It takes a village to save an alcoholic.
In his book “How Many Friends Does One Person Need,” Dr. Dunbar pointed to historical and modern-day examples to back up his research. Around 6000 B.C., the size of Neolithic villages from the Middle East was 120 to 150 people, judging by the number of dwellings. In 1086, the average size of most English villages recorded in the Domesday Book was 160 people. In modern armies, fighting units contain an average of 130 to 150 people, he said.
In his original research, Dr. Dunbar studied monkeys and apes and determined that the size of the neocortex, the part of the brain responsible for conscious thought, correlated with the size of the groups they lived among. The neocortex in humans is even larger, so he extrapolated that their ideal group size was, on average, 150.

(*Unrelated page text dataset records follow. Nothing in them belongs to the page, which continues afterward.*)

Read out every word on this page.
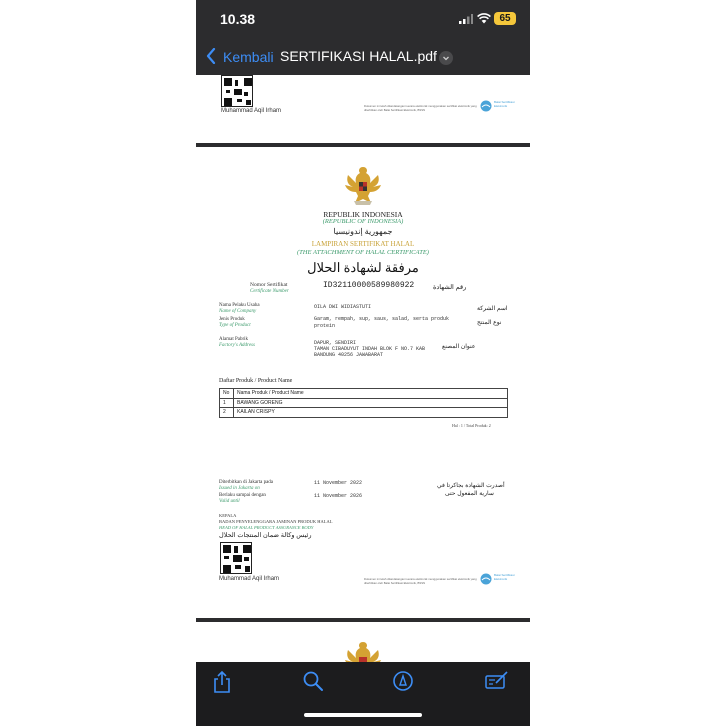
10.38	65
Kembali SERTIFIKASI HALAL.pdf
Muhammad Aqil Irham
Dokumen ini telah ditandatangani secara elektronik menggunakan sertifikat elektronik yang diterbitkan oleh Balai Sertifikasi Elektronik, BSSN
Balai Sertifikasi Elektronik
REPUBLIK INDONESIA
(REPUBLIC OF INDONESIA)
جمهورية إندونيسيا
LAMPIRAN SERTIFIKAT HALAL
(THE ATTACHMENT OF HALAL CERTIFICATE)
مرفقة لشهادة الحلال
Nomor Sertifikat
Certificate Number
ID32110000589980922	رقم الشهادة
Nama Pelaku Usaha
Name of Company
OILA DWI WIDIASTUTI	اسم الشركة
Jenis Produk
Type of Product
Garam, rempah, sup, saus, salad, serta produk protein	نوع المنتج
Alamat Pabrik
Factory's Address	DAPUR, SENDIRI
TAMAN CIBADUYUT INDAH BLOK F NO.7 KAB
BANDUNG 40256 JAWABARAT
عنوان المصنع
Daftar Produk / Product Name
No	Nama Produk / Product Name
1	BAWANG GORENG
2	KAILAN CRISPY
Hal : 1 / Total Produk: 2
Diterbitkan di Jakarta pada
Issued in Jakarta on
11 November 2022	أصدرت الشهادة بجاكرتا في
Berlaku sampai dengan
Valid until
11 November 2026	سارية المفعول حتى
KEPALA
BADAN PENYELENGGARA JAMINAN PRODUK HALAL
HEAD OF HALAL PRODUCT ASSURANCE BODY
رئيس وكالة ضمان المنتجات الحلال
Muhammad Aqil Irham	Dokumen ini telah ditandatangani secara elektronik menggunakan sertifikat elektronik yang diterbitkan oleh Balai Sertifikasi Elektronik, BSSN
Balai Sertifikasi Elektronik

In a 1993 study, Robin Dunbar, a British anthropologist, theorized that humans could have no more than about 150 meaningful relationships, a measure that became known as Dunbar’s number.
Dr. Dunbar defines meaningful relationships as those people you know well enough to greet without feeling awkward if you ran into them in an airport lounge. That number typically ranges from 100 to 250, with the average around 150, he said.
At birth, it starts at one or two. Friendships peak in the late teens and early 20s. By their 30s, people tend to have about 150 connections, and that number remains flat until people reach their late 60s and early 70s, when their number of connections, Dr. Dunbar said, “starts to plummet.” “If you live long enough, it gets back to one or two.”